The Comic

The eighties are remembered as an era of excess and success, but like the crumbling pyramids of Egypt or statues of slave traders waiting to be toppled it is the wealthy who are able to create monuments to their vanity and beneath the glamour of the New Romantic movement, the gravity defying hair and the shoulder pads of power dressing there was an underside of cruelty, poverty and desperation.

Released to little fanfare in 1985, The Comic was the feature debut of writer/director Richard Driscoll but it was no laughing matter, shot over a year on the short ends of 35mm film stock from another production and using second hand sets, his leading man being obliged to leave only a week into filming by his agent, leading to hasty rewrites and a promotion for a supporting player.

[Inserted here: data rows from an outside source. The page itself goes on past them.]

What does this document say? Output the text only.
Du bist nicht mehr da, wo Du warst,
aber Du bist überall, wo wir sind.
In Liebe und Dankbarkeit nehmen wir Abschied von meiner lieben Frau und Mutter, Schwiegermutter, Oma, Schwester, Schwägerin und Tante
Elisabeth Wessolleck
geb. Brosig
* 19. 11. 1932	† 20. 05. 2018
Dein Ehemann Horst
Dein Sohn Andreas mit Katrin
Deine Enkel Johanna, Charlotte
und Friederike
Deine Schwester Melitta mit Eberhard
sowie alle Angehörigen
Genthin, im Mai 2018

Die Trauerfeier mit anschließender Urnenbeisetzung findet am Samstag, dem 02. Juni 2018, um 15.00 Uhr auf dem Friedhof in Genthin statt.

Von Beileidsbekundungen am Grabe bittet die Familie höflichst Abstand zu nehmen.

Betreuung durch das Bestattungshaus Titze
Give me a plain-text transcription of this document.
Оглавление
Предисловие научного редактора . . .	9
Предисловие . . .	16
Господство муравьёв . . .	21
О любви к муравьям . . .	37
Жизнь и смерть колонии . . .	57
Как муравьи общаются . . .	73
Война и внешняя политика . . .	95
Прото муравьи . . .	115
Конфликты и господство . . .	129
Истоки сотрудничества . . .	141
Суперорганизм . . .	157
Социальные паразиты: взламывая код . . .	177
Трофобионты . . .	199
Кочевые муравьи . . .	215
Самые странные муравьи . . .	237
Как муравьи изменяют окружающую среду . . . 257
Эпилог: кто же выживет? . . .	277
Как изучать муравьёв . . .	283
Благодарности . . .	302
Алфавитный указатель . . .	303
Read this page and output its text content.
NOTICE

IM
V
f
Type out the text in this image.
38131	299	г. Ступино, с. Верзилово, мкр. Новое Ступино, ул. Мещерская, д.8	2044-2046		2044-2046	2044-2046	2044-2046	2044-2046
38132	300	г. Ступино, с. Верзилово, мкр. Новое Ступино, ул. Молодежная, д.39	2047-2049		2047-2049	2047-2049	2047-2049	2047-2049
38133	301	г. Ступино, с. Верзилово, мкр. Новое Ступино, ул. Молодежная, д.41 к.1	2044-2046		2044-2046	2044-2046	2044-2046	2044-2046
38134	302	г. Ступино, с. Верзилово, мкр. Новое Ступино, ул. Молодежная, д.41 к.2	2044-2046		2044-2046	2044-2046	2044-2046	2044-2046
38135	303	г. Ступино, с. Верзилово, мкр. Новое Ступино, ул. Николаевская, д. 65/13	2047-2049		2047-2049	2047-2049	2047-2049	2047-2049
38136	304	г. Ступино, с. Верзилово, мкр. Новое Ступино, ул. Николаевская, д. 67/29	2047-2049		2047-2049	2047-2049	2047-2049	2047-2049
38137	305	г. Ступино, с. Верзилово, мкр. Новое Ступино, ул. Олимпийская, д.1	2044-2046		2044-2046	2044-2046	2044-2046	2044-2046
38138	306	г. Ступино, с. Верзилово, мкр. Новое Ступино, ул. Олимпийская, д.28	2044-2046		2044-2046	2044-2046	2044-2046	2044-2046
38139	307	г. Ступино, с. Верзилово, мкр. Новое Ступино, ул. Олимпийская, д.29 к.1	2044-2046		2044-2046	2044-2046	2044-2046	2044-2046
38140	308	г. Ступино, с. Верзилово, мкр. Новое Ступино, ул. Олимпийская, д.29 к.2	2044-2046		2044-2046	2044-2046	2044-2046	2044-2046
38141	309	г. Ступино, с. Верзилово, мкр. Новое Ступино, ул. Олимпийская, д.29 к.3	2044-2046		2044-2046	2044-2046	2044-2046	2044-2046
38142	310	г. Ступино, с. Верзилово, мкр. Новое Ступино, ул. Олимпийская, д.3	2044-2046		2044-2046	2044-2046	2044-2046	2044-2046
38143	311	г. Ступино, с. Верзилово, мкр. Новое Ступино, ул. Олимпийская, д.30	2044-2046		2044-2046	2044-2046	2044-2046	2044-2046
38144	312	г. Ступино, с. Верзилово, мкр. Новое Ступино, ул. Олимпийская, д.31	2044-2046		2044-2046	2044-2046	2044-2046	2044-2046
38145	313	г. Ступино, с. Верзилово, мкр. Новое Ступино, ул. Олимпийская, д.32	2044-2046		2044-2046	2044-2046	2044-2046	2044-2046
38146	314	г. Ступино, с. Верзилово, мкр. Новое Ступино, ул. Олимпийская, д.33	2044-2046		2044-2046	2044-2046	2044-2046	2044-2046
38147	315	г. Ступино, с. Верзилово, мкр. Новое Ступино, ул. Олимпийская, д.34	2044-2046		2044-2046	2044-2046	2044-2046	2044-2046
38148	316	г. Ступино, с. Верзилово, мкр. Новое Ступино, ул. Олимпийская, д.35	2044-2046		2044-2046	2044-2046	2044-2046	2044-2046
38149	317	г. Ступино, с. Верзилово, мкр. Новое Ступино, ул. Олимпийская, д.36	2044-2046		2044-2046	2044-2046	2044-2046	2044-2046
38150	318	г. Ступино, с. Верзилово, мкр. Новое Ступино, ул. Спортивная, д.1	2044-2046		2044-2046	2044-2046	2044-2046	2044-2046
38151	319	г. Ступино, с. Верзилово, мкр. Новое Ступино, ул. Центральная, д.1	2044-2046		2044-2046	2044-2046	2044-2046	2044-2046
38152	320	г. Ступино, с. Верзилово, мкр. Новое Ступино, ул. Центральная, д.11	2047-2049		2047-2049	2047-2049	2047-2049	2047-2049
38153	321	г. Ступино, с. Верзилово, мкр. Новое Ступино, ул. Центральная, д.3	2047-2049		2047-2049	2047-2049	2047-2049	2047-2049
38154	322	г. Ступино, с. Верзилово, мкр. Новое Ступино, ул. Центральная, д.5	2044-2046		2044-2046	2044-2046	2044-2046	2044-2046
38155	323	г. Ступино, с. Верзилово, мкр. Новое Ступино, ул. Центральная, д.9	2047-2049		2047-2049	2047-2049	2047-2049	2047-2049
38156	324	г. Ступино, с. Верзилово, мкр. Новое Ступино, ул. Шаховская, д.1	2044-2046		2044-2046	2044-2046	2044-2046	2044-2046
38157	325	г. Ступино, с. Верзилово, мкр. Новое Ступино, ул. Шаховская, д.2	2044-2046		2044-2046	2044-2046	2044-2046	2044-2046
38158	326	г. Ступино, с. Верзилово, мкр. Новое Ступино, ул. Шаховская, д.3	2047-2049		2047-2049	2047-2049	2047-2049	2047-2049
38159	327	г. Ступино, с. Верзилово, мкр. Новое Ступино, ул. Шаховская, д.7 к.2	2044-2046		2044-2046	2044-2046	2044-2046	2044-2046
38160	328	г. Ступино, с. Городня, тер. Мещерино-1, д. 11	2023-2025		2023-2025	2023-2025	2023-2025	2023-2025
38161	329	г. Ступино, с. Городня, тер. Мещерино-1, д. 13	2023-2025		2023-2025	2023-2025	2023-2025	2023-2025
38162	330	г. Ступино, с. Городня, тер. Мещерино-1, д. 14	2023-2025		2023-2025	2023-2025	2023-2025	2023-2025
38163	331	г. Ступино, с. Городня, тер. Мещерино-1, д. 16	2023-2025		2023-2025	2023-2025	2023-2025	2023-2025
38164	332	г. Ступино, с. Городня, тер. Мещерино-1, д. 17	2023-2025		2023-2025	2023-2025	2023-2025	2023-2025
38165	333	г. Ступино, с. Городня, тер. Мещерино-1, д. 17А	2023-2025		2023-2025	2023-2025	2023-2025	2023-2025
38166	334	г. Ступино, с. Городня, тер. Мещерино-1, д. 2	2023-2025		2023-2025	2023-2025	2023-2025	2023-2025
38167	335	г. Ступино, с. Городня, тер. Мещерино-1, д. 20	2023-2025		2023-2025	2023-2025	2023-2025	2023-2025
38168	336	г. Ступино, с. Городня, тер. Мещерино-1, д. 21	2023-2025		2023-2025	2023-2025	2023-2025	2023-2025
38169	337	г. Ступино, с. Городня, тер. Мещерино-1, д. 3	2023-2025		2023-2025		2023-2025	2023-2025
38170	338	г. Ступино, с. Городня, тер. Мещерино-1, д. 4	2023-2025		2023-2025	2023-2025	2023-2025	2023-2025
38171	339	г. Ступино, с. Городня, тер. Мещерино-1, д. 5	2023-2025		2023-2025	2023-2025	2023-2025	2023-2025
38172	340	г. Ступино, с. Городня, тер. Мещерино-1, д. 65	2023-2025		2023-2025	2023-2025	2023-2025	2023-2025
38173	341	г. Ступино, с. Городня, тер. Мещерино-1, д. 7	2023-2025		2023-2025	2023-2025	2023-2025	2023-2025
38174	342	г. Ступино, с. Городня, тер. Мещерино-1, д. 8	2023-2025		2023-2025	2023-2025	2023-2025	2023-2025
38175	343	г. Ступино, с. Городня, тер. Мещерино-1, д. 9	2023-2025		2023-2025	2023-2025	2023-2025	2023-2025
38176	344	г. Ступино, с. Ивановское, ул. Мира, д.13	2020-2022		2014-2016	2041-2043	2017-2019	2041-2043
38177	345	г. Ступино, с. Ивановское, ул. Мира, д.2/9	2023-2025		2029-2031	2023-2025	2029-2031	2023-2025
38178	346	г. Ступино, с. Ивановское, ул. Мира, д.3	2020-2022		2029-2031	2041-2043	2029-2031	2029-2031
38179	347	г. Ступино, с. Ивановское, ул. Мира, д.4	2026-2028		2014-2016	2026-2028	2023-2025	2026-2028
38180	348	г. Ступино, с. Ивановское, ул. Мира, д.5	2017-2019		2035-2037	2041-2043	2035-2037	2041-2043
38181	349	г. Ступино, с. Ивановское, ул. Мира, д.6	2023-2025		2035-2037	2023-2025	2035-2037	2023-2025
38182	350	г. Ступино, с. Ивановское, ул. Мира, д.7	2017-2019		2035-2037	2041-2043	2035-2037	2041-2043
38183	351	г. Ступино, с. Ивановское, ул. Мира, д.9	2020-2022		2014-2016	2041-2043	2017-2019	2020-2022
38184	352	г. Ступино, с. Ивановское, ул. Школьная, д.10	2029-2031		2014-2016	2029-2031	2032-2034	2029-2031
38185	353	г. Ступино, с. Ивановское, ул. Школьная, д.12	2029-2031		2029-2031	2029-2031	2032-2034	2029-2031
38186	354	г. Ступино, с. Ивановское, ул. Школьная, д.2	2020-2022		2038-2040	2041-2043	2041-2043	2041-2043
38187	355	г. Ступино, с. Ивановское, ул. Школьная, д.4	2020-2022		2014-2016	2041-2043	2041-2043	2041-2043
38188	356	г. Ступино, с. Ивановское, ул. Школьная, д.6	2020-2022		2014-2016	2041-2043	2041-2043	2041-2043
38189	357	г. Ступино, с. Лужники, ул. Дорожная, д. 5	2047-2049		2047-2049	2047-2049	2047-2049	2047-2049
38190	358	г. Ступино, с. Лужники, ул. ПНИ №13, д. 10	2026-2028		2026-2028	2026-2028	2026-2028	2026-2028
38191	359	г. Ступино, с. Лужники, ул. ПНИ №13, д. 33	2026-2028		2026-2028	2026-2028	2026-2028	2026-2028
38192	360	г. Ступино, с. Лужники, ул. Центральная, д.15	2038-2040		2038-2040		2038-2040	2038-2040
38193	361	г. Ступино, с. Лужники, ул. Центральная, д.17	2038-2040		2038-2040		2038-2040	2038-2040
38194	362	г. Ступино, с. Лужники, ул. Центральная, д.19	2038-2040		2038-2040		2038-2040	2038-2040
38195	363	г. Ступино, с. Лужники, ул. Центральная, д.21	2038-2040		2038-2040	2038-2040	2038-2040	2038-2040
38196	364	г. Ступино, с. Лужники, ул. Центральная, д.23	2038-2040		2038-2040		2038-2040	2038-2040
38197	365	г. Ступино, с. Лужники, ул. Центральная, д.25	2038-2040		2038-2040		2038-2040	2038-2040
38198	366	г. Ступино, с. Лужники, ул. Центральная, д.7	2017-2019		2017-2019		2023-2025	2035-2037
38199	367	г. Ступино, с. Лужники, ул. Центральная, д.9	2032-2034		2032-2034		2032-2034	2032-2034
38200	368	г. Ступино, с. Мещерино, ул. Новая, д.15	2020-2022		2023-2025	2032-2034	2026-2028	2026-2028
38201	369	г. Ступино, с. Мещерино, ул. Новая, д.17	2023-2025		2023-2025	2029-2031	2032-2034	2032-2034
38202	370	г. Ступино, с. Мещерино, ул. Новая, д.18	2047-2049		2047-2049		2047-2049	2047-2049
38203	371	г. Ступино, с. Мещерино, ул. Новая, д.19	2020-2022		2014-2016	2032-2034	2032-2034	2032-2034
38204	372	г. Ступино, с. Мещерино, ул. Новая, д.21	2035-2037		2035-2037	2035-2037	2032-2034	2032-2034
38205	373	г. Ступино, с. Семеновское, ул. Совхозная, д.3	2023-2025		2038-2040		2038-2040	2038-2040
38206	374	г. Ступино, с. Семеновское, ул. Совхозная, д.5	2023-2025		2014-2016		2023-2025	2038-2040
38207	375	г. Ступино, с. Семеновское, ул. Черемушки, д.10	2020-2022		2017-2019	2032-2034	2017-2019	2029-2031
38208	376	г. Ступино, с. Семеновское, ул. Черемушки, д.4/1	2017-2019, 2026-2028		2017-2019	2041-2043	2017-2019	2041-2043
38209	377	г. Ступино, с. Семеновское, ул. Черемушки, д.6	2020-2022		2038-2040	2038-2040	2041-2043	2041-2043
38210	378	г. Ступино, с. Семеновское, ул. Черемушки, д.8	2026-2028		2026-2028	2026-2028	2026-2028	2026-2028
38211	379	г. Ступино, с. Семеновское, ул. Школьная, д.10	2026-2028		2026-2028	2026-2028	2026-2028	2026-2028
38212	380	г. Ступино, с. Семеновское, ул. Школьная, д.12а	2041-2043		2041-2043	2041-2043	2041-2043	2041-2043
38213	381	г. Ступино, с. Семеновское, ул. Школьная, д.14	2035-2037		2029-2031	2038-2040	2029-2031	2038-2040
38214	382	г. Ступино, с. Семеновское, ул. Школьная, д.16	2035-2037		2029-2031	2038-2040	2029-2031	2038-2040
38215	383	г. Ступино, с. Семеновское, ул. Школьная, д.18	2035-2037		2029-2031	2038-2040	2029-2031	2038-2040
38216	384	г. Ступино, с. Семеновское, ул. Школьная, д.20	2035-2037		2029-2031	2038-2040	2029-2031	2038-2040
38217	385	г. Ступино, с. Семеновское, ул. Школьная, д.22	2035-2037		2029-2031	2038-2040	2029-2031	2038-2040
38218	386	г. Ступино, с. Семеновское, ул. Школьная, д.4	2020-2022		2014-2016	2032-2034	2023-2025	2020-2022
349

Resurrected from obscurity on Blu-ray by Arrow, The Comic plays like a haphazard nightmare fallen out of time and place, filmed through a perpetual haze of smoke in a world without sunlight where the winners sip champagne in slums and the losers are not worth thinking about, a police state where the masses starved for entertainment are conditioned to accept laughter or cruelty and even the soup kitchens have thugs keeping the lines in order.

Sam Coex (Steve Munroe) is the comic of the title, ambitious and ruthless and looking for a slot at the Monks Club though the booking agent says nothing is open; the solution is to make an opening, slitting the throat of top act Joey Myers (Jeff Pirie, though his death is performed by a body double from the crew, Pirie already having departed the production) and presenting himself as a replacement.

His star on the rise, Sam enters a tempestuous relationship with dancer Ann (Berderia Timini), but chained to her are her drink and drug habits and her own desire for a career in the seedy world of nightclub owners and agents; Sam has a shot at the Westbourne, but they only want Ann as a stripper, Sam’s ambition suddenly in conflict with his possessive streak.

A time capsule recalling the late night “red triangle” screenings of Channel 4, Dricsoll mentions the influence of Orwell on his dystopia of and also David Lynch’s Eraserhead, particularly on Munroe’s incongruous hair, and is aware that he was only able to realise a fraction of his vision for the film, acknowledging in his commentary his naivety in the film industry and inexperience with actors, but even as a failed experiment The Comic is fascinating for the hint of what it might have been, a tragedy of a man who loses all he didn’t earn.